Suffering out of sight
The COVID-19 pandemic has left us with a thousand images of hidden suffering: behind face masks, behind pixellated screens, inside repurposed refrigerated trucks, beneath hazmat suits, and under white sheets on gurneys. Surely the most painful irony of this tragedy is that loved ones are unable to physically be with their family at the moment of bereavement. There is also the creeping dread of learning the reality of the pandemic’s toll on developing countries, hidden from us by geography, isolation and ethnocentric mainstream news. When will we see greater dissemination of images from non-western countries without the resources to carry out social distancing? How will we respond?

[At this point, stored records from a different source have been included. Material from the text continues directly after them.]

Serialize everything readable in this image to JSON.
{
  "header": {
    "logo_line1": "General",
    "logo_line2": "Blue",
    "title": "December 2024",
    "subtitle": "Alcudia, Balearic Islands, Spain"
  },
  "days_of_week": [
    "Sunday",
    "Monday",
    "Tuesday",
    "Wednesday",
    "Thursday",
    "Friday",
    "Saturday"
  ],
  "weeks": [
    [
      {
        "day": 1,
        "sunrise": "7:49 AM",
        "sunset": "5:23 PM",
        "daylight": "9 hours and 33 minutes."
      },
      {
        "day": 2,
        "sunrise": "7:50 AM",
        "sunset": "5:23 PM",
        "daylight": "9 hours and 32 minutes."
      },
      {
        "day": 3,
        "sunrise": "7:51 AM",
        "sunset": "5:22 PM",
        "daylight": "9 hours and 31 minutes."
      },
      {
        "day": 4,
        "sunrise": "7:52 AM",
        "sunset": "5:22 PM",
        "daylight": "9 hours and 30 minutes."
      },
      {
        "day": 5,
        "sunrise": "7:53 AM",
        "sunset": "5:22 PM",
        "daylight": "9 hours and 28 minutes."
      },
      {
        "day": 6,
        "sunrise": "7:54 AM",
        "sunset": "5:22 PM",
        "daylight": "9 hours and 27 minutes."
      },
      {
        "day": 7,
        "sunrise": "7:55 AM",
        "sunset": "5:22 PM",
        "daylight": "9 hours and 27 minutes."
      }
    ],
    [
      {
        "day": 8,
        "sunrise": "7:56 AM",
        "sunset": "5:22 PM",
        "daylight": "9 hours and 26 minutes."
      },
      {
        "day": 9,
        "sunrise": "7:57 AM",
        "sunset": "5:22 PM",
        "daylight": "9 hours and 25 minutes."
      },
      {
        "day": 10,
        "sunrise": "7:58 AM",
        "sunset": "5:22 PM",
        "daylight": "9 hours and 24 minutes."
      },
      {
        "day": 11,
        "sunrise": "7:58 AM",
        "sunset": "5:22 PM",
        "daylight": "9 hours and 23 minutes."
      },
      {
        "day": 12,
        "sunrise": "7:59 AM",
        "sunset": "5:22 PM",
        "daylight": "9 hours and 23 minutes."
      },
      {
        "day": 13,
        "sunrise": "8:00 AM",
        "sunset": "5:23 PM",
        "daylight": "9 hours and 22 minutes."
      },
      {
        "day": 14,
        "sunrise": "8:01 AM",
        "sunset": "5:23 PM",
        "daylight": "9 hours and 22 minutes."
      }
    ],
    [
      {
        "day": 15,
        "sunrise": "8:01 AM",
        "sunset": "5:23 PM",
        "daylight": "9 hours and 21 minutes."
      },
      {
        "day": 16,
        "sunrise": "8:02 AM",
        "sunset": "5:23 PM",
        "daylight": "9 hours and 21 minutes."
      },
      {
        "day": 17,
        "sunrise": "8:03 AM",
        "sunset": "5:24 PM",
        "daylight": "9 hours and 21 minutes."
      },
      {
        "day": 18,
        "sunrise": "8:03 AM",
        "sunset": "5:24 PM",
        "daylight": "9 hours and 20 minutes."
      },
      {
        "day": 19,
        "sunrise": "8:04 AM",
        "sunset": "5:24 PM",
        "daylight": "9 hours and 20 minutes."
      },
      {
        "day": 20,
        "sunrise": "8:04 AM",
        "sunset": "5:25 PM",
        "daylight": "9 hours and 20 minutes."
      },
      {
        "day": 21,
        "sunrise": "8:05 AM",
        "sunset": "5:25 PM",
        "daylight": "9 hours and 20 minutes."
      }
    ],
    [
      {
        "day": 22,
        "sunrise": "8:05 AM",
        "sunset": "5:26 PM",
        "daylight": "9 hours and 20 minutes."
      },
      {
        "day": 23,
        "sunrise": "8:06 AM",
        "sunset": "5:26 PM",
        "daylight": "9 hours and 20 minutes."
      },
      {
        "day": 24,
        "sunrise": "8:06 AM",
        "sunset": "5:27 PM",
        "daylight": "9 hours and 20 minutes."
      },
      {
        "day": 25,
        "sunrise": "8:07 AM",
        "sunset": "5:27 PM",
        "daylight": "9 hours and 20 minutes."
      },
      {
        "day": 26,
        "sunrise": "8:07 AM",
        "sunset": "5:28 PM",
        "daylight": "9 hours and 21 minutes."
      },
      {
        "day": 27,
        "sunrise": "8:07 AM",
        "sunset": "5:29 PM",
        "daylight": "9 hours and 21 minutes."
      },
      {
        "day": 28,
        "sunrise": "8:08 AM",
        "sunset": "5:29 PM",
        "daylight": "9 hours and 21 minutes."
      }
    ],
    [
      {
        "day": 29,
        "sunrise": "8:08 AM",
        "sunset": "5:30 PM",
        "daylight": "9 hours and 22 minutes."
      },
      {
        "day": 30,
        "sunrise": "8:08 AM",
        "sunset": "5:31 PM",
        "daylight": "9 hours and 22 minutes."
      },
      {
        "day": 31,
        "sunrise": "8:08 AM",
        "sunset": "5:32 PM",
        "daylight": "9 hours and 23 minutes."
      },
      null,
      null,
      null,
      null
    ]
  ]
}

Sheltering in place, the majority of Australians have had the luxury of becoming a little bored, perhaps. Maybe we’ve been drowning under the weight of home schooling and/or working from home. Perhaps we’ve never spent this much uninterrupted time with our immediate families! These are all valid experiences, and I am grateful to count them among mine, but an undertow exists – the feeling that something momentous has been occurring elsewhere, and occurring ‘right now’.
The continuing emergence of an extensive array of images – portraits of this time – will complete the picture for us all.